I seem to remember a few years back - around 1998 or so, if I recall,
that Electronic Musician magazine
ran an article on Linux. (It was called "The Penguin's Song") I read
the article, and even though there
didn't seem to be too many useful apps at that point, it got me curious.
I started using Linux about
a year later. Dave Phillips's book also helped drum up a little
interest, although I think that was mainly
among people who were already using Linux who may not have been aware
that it was possible to
do much with music/audio on their chosen platform. My point is that
rather than simpy take out ads
in magazines like Sound on Sound, actual articles would probably do a
lot to help. People at all levels,
from rank newbies right on up to multi-platinum producers read those
publications. At this point, I highly
doubt that anyone is going to chuck their ProTools (TM) system in favor
of Linux anytime soon. The people
we might attract are the middle ranks - the people with moderate
technical savvy, decent computer skills, and
professional-level demands, but minimal budgets. This level of customer
has historically been attracted to Linux
in other domains, from IS to scientific computing - (think Beowulf:
"Damn! I wish I had a Cray. Hmmm.... I know!
I stack of Pentiums running Linux!) The other market (and I know this
is niche, but I happen to be in it) is the
world of academic compuiter music, where Linux already has a presence.
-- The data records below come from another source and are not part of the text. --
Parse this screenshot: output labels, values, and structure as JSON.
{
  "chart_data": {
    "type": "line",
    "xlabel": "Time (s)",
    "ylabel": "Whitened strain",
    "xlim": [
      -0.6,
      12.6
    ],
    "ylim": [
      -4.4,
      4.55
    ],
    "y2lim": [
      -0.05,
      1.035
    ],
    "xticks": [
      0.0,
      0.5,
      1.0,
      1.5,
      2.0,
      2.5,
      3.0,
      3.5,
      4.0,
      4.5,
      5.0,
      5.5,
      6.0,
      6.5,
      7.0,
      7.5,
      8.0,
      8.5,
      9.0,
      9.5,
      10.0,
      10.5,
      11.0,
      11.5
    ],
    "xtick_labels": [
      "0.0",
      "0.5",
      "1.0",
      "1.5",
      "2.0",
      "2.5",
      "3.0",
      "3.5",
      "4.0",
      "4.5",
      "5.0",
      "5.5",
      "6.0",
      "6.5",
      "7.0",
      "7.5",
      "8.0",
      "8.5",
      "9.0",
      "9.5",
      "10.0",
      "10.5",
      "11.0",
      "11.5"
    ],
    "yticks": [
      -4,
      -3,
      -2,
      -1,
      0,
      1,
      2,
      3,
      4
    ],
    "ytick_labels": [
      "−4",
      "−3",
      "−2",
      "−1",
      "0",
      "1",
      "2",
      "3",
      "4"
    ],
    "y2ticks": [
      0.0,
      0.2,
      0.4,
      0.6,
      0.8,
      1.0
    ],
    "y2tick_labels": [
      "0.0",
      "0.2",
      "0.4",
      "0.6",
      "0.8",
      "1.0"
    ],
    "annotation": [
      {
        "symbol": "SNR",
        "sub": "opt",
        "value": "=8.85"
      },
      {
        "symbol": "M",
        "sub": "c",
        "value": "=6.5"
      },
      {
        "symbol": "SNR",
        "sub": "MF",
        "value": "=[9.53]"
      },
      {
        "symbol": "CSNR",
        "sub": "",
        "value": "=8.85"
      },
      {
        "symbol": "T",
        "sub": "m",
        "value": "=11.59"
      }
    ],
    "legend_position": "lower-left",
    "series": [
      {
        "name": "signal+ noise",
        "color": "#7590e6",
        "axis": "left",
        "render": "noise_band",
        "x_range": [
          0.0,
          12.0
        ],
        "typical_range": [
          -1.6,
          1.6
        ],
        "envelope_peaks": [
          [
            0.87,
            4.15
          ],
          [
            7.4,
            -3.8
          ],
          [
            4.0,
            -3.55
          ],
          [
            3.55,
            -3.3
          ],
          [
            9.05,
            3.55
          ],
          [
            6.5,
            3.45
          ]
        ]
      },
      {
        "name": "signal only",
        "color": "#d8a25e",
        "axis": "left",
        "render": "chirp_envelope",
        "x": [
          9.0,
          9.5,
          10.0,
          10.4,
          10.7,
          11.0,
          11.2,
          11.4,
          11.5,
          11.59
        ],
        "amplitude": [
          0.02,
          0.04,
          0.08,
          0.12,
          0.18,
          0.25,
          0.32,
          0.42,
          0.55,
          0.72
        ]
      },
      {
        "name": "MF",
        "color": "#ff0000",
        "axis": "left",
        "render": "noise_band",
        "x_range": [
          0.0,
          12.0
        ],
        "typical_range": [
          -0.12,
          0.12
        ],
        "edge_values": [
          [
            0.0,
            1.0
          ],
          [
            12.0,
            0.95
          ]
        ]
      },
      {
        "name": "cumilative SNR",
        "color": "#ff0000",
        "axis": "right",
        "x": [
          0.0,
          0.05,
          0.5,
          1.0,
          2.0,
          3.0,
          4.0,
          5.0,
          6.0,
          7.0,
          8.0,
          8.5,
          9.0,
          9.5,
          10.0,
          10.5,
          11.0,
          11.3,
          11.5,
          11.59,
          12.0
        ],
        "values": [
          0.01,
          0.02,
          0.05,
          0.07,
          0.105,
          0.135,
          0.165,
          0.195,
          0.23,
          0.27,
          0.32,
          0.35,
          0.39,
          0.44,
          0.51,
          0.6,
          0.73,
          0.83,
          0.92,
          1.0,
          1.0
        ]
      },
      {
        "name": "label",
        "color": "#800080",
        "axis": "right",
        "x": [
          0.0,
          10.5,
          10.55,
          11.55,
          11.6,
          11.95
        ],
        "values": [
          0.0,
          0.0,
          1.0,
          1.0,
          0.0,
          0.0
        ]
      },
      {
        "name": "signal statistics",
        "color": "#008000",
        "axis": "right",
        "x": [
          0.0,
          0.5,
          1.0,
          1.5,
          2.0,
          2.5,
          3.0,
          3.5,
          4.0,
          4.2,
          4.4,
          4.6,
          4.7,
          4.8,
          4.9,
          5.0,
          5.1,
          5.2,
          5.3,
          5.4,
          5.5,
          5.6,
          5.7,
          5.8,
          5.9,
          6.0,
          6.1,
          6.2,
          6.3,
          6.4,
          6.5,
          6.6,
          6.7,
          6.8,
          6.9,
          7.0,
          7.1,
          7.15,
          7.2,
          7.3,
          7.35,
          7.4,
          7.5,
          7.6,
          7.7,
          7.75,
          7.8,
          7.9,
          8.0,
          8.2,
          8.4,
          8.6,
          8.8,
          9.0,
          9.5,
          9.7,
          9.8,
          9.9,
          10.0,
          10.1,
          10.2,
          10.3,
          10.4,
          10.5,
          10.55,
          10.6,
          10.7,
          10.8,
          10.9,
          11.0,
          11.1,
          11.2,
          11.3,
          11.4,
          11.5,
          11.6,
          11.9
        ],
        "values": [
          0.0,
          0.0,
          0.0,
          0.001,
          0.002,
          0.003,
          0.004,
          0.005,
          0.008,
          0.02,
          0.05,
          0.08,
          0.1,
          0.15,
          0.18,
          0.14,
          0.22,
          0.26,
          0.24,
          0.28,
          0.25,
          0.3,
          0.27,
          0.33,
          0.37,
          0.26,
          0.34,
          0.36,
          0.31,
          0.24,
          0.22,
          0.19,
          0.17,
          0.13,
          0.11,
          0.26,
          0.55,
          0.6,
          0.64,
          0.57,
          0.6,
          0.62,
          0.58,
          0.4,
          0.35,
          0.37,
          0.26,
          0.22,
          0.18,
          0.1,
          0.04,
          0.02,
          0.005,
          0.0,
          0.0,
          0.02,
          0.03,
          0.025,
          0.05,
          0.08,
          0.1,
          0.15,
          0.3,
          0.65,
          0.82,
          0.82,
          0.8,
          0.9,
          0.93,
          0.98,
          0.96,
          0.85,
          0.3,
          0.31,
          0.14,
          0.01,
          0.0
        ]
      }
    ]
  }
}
(CCRMA, IRCAM, etc.) A lot of
people like to use the same tools they were taught how to use in school,
so if the academic institutions use Linux,
their students will probably want to use it too. (Don't forget that
that's how Unix got established in the first place.)
I don't think you can sell Linux on technical merits alone anymore. At
this point, Mac OSX has many of the same
geeky advantages (protected memory, low-latency, etc.) we love to tout
and the audio apps are beginning to show
up. However, Macs are still quite a bit more expensive than Lintel
hardware and that doesn't even take the cost
of audio warez into consideration. The thing that could do it is to
have some killer apps - 90% of the functionality
of say, Logic would be good enough - with free redistribution. Once that
happens, we get it written up in Sound on Sound,
Electronic Musician, EQ, etc.
I do think we've got some strong potential. Jack is a very good thing,
and once ardour achieves something resembling
stable and truly usable status we'll be close. FreqTweak is brilliant,
especially since it's jack-ified. PD already has
Jack support, and a working version of SC will do wonders.
-dgm
Richard Bown wrote:
On Sunday 20 October 2002 09:37, Patrick Shirkey
wrote:
From a professional perspective we need to show
our prospective
clients that we have sound financial thinking.
As in, we worked on this for years and years for no money and then at
the end of it all we give this stuff away? I'm sure they'll all be
blown away by our sound financial thinking.
It's a choice between being amatuer
enthusiasts or professionals.
This is the whole trick isn't it? But there's more to being
professional then just about bunging a few adverts in a popular
magazine. There is no "we" and there is no "they", not yet - there
are
just some guys and girls, making some stuff and dreamily wondering if
that'll make them music/famous/popular/rich/happy.